The Sound of the Speed of Crunch

Tha Makhuea to Mae Wong, Thailand

The Sound of the Speed of Crunch

Another day beginning without a papaya or even mangoes to make our breakfasts complete and in our room.  So, we got all packed up and rode across the bridge over the Ping River to the small settlement, a crossroads really, on the other side to try to find an open noodle soup place.  In the past we've had difficulty finding noodle soup at 7:15AM.  In fact, we have failed to find it that early so many times that I don't even want to try anymore.  It's strange because it is a staple for breakfast in Thailand and it's not something people make at home very much.  

But what we found on the other side of the river astounded us.  It was bustling like we've never seen anywhere in Thailand.  Of course there were soup places open.  In front of 7-Eleven there were even several carts selling all sorts of morning foods including a guy making Pa Tong ko.  Pa Tong ko are deep fried dough shaped in 'X's.  They are very thin walled and hollow.  When they are dipped in sweetened condensed milk the Thais call them kanom, which means 'sweets.'  They are a uniquely Thai thing to munch on while having coffee.  

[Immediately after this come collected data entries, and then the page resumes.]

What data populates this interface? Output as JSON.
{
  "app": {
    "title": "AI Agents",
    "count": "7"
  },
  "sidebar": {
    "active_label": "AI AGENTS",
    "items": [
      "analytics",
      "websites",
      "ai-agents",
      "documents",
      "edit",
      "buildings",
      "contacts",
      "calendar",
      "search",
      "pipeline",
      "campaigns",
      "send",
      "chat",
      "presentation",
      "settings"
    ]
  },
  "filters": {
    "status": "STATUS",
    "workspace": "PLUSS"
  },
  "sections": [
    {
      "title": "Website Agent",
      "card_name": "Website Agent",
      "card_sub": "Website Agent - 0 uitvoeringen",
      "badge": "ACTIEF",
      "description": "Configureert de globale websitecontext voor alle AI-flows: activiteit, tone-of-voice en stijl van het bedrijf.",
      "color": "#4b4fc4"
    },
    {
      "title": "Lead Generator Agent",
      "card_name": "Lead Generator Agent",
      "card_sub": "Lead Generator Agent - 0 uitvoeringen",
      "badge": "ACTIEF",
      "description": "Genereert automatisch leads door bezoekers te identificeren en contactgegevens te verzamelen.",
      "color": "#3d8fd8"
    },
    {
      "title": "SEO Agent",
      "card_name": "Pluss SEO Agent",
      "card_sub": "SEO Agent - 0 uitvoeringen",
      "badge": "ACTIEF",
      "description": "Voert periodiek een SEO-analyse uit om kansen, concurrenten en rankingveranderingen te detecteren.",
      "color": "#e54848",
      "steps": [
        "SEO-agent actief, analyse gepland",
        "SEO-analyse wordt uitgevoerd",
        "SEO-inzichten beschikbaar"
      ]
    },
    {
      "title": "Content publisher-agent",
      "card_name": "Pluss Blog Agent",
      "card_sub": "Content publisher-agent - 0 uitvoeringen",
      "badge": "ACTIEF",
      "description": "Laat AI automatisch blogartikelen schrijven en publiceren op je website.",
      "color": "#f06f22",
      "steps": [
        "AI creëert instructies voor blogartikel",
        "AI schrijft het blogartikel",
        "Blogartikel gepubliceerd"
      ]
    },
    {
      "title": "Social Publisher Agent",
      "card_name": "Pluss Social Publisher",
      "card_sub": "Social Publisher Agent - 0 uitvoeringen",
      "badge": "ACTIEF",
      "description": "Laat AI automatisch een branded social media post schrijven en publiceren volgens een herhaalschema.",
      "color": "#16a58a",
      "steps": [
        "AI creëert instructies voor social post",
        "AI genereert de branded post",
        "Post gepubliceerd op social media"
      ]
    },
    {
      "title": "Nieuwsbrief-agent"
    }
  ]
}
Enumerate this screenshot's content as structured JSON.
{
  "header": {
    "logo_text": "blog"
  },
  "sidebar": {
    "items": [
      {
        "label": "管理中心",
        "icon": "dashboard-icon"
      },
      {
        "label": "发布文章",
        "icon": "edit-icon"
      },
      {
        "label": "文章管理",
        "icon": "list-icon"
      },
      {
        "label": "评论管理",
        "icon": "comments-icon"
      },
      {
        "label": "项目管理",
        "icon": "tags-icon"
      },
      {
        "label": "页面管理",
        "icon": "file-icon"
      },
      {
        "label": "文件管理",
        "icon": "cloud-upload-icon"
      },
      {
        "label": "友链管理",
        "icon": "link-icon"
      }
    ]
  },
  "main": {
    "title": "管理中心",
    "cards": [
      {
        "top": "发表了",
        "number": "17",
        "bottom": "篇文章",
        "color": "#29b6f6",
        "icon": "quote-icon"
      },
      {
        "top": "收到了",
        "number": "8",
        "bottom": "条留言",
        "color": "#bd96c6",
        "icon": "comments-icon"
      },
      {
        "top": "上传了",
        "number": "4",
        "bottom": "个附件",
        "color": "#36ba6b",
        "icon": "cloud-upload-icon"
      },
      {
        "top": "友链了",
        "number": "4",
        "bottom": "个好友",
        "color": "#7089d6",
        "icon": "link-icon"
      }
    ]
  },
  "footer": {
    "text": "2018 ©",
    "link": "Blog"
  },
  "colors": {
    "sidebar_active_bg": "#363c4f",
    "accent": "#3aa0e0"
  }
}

We picked out a noodle soup place and got some with chicken.  It was great but the best part was that we found some at all!  It was not even 8 yet when I decided to buy a small bag of Pa Tong ko.  They were 1 baht (3 cents) each.  I figured we would be finding coffee during the day and thought the kanom would be fun to have.  Until then they could dangle from my handlebars in their bag.  I don't think I have ever bought a bag of Pa Tong ko.  I've always had them offered at guest houses if they are offering coffee in the mornings.  I actually don't eat such things normally but today we were going to be riding way out in the countryside and we sure didn't see any towns on the map.  We didn't even know if we'd find coffee.

Soup stop.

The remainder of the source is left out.